L'atto amministrativo di Vendola richiama la deroga sulla razionalizzazione della rete scolastica, prevista dal D.P.R. 233/1998, che consente di conferire l'autonomia alle scuole con una popolazione compresa tra le 300 e le 500 unità, ubicate in zone montane.
Una normativa che considera le grandi difficoltà ambientali di realtà come Monte Sant'Angelo, un comune montano con istituti comprensivi (elementari e medie), aventi una popolazione scolastica al di sopra dei 370 iscritti.
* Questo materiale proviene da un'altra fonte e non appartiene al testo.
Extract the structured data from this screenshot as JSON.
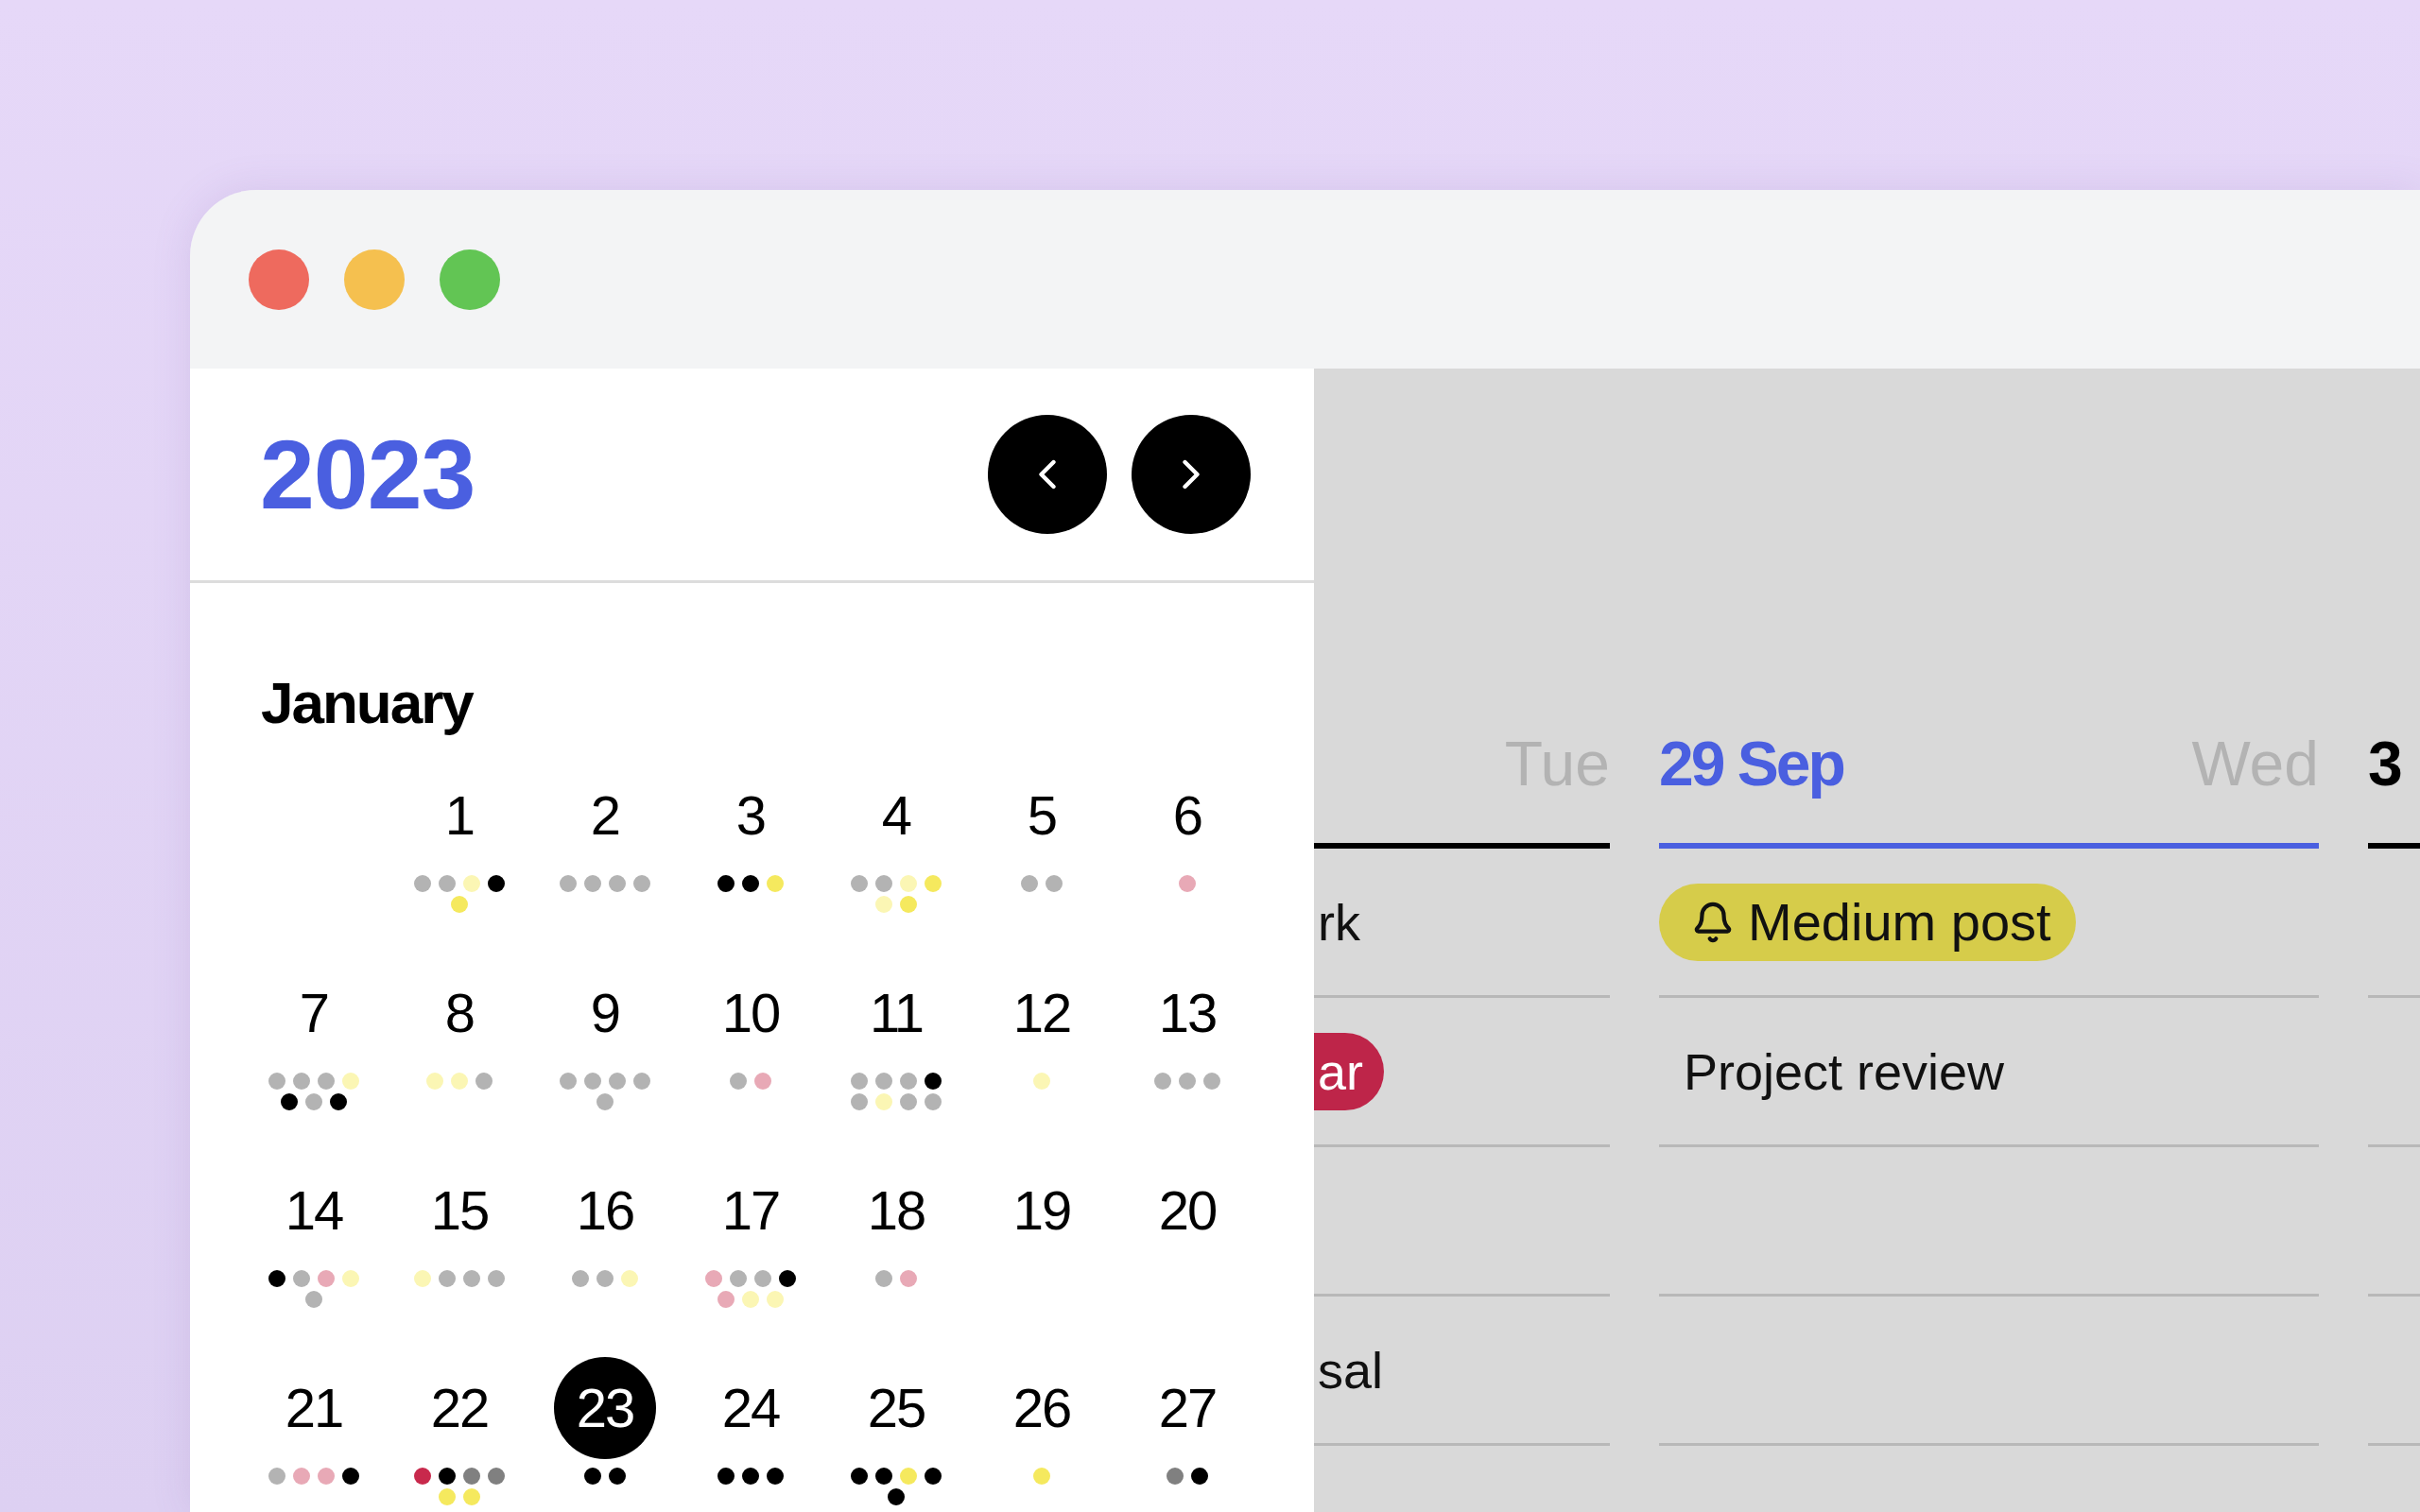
{
  "window": {
    "controls": [
      {
        "color": "#ee6a5e"
      },
      {
        "color": "#f5c04f"
      },
      {
        "color": "#62c554"
      }
    ]
  },
  "year_panel": {
    "year": "2023",
    "nav": [
      {
        "kind": "prev"
      },
      {
        "kind": "next"
      }
    ],
    "month": "January",
    "days": [
      {
        "kind": "blank"
      },
      {
        "kind": "day",
        "label": "1",
        "selected": false,
        "dots": [
          {
            "color": "#b3b3b3"
          },
          {
            "color": "#b3b3b3"
          },
          {
            "color": "#fbf6b4"
          },
          {
            "color": "#000000"
          },
          {
            "color": "#f5e95e"
          }
        ]
      },
      {
        "kind": "day",
        "label": "2",
        "selected": false,
        "dots": [
          {
            "color": "#b3b3b3"
          },
          {
            "color": "#b3b3b3"
          },
          {
            "color": "#b3b3b3"
          },
          {
            "color": "#b3b3b3"
          }
        ]
      },
      {
        "kind": "day",
        "label": "3",
        "selected": false,
        "dots": [
          {
            "color": "#000000"
          },
          {
            "color": "#000000"
          },
          {
            "color": "#f5e95e"
          }
        ]
      },
      {
        "kind": "day",
        "label": "4",
        "selected": false,
        "dots": [
          {
            "color": "#b3b3b3"
          },
          {
            "color": "#b3b3b3"
          },
          {
            "color": "#fbf6b4"
          },
          {
            "color": "#f5e95e"
          },
          {
            "color": "#fbf6b4"
          },
          {
            "color": "#f5e95e"
          }
        ]
      },
      {
        "kind": "day",
        "label": "5",
        "selected": false,
        "dots": [
          {
            "color": "#b3b3b3"
          },
          {
            "color": "#b3b3b3"
          }
        ]
      },
      {
        "kind": "day",
        "label": "6",
        "selected": false,
        "dots": [
          {
            "color": "#e8a9b6"
          }
        ]
      },
      {
        "kind": "day",
        "label": "7",
        "selected": false,
        "dots": [
          {
            "color": "#b3b3b3"
          },
          {
            "color": "#b3b3b3"
          },
          {
            "color": "#b3b3b3"
          },
          {
            "color": "#fbf6b4"
          },
          {
            "color": "#000000"
          },
          {
            "color": "#b3b3b3"
          },
          {
            "color": "#000000"
          }
        ]
      },
      {
        "kind": "day",
        "label": "8",
        "selected": false,
        "dots": [
          {
            "color": "#fbf6b4"
          },
          {
            "color": "#fbf6b4"
          },
          {
            "color": "#b3b3b3"
          }
        ]
      },
      {
        "kind": "day",
        "label": "9",
        "selected": false,
        "dots": [
          {
            "color": "#b3b3b3"
          },
          {
            "color": "#b3b3b3"
          },
          {
            "color": "#b3b3b3"
          },
          {
            "color": "#b3b3b3"
          },
          {
            "color": "#b3b3b3"
          }
        ]
      },
      {
        "kind": "day",
        "label": "10",
        "selected": false,
        "dots": [
          {
            "color": "#b3b3b3"
          },
          {
            "color": "#e8a9b6"
          }
        ]
      },
      {
        "kind": "day",
        "label": "11",
        "selected": false,
        "dots": [
          {
            "color": "#b3b3b3"
          },
          {
            "color": "#b3b3b3"
          },
          {
            "color": "#b3b3b3"
          },
          {
            "color": "#000000"
          },
          {
            "color": "#b3b3b3"
          },
          {
            "color": "#fbf6b4"
          },
          {
            "color": "#b3b3b3"
          },
          {
            "color": "#b3b3b3"
          }
        ]
      },
      {
        "kind": "day",
        "label": "12",
        "selected": false,
        "dots": [
          {
            "color": "#fbf6b4"
          }
        ]
      },
      {
        "kind": "day",
        "label": "13",
        "selected": false,
        "dots": [
          {
            "color": "#b3b3b3"
          },
          {
            "color": "#b3b3b3"
          },
          {
            "color": "#b3b3b3"
          }
        ]
      },
      {
        "kind": "day",
        "label": "14",
        "selected": false,
        "dots": [
          {
            "color": "#000000"
          },
          {
            "color": "#b3b3b3"
          },
          {
            "color": "#e8a9b6"
          },
          {
            "color": "#fbf6b4"
          },
          {
            "color": "#b3b3b3"
          }
        ]
      },
      {
        "kind": "day",
        "label": "15",
        "selected": false,
        "dots": [
          {
            "color": "#fbf6b4"
          },
          {
            "color": "#b3b3b3"
          },
          {
            "color": "#b3b3b3"
          },
          {
            "color": "#b3b3b3"
          }
        ]
      },
      {
        "kind": "day",
        "label": "16",
        "selected": false,
        "dots": [
          {
            "color": "#b3b3b3"
          },
          {
            "color": "#b3b3b3"
          },
          {
            "color": "#fbf6b4"
          }
        ]
      },
      {
        "kind": "day",
        "label": "17",
        "selected": false,
        "dots": [
          {
            "color": "#e8a9b6"
          },
          {
            "color": "#b3b3b3"
          },
          {
            "color": "#b3b3b3"
          },
          {
            "color": "#000000"
          },
          {
            "color": "#e8a9b6"
          },
          {
            "color": "#fbf6b4"
          },
          {
            "color": "#fbf6b4"
          }
        ]
      },
      {
        "kind": "day",
        "label": "18",
        "selected": false,
        "dots": [
          {
            "color": "#b3b3b3"
          },
          {
            "color": "#e8a9b6"
          }
        ]
      },
      {
        "kind": "day",
        "label": "19",
        "selected": false
      },
      {
        "kind": "day",
        "label": "20",
        "selected": false
      },
      {
        "kind": "day",
        "label": "21",
        "selected": false,
        "dots": [
          {
            "color": "#b3b3b3"
          },
          {
            "color": "#e8a9b6"
          },
          {
            "color": "#e8a9b6"
          },
          {
            "color": "#000000"
          }
        ]
      },
      {
        "kind": "day",
        "label": "22",
        "selected": false,
        "dots": [
          {
            "color": "#c8294c"
          },
          {
            "color": "#000000"
          },
          {
            "color": "#808080"
          },
          {
            "color": "#808080"
          },
          {
            "color": "#f5e95e"
          },
          {
            "color": "#f5e95e"
          }
        ]
      },
      {
        "kind": "day",
        "label": "23",
        "selected": true,
        "dots": [
          {
            "color": "#000000"
          },
          {
            "color": "#000000"
          }
        ]
      },
      {
        "kind": "day",
        "label": "24",
        "selected": false,
        "dots": [
          {
            "color": "#000000"
          },
          {
            "color": "#000000"
          },
          {
            "color": "#000000"
          }
        ]
      },
      {
        "kind": "day",
        "label": "25",
        "selected": false,
        "dots": [
          {
            "color": "#000000"
          },
          {
            "color": "#000000"
          },
          {
            "color": "#f5e95e"
          },
          {
            "color": "#000000"
          },
          {
            "color": "#000000"
          }
        ]
      },
      {
        "kind": "day",
        "label": "26",
        "selected": false,
        "dots": [
          {
            "color": "#f5e95e"
          }
        ]
      },
      {
        "kind": "day",
        "label": "27",
        "selected": false,
        "dots": [
          {
            "color": "#808080"
          },
          {
            "color": "#000000"
          }
        ]
      }
    ]
  },
  "week_columns": [
    {
      "day": "Tue",
      "selected": false,
      "events": [
        {
          "kind": "text",
          "label": "rk"
        },
        {
          "kind": "pill",
          "label": "ar",
          "color": "#be2549"
        },
        {
          "kind": "empty"
        },
        {
          "kind": "text",
          "label": "sal"
        }
      ]
    },
    {
      "date": "29 Sep",
      "day": "Wed",
      "selected": true,
      "events": [
        {
          "kind": "reminder",
          "label": "Medium post"
        },
        {
          "kind": "text",
          "label": "Project review"
        },
        {
          "kind": "empty"
        },
        {
          "kind": "empty"
        }
      ]
    },
    {
      "date": "3",
      "selected": false,
      "events": [
        {
          "kind": "empty"
        },
        {
          "kind": "empty"
        },
        {
          "kind": "empty"
        },
        {
          "kind": "empty"
        }
      ]
    }
  ]
}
Ragioni che l'Amministrazione Ciliberti ha ignorato sia nel pensare di poter sopprimere l'istituto comprensivo "V.Amicarelli", sia nel manifestare la sua incapacità a comprendere e conciliare gli interessi di vita della comunita' montanara.
Ha pensato di governare contro la città, per tutelare "il particolare".
Ha avuto torto!
Grazie alla lotta del Comitato per la Salvaguardia delle Scuole di Monte Sant'Angelo, dei docenti, degli alunni e dei cittadini, si è riusciti a bloccare l'assurda proposta di razionalizzazione della rete scolastica locale.
Per ora, è stata cinta una battaglia giusta!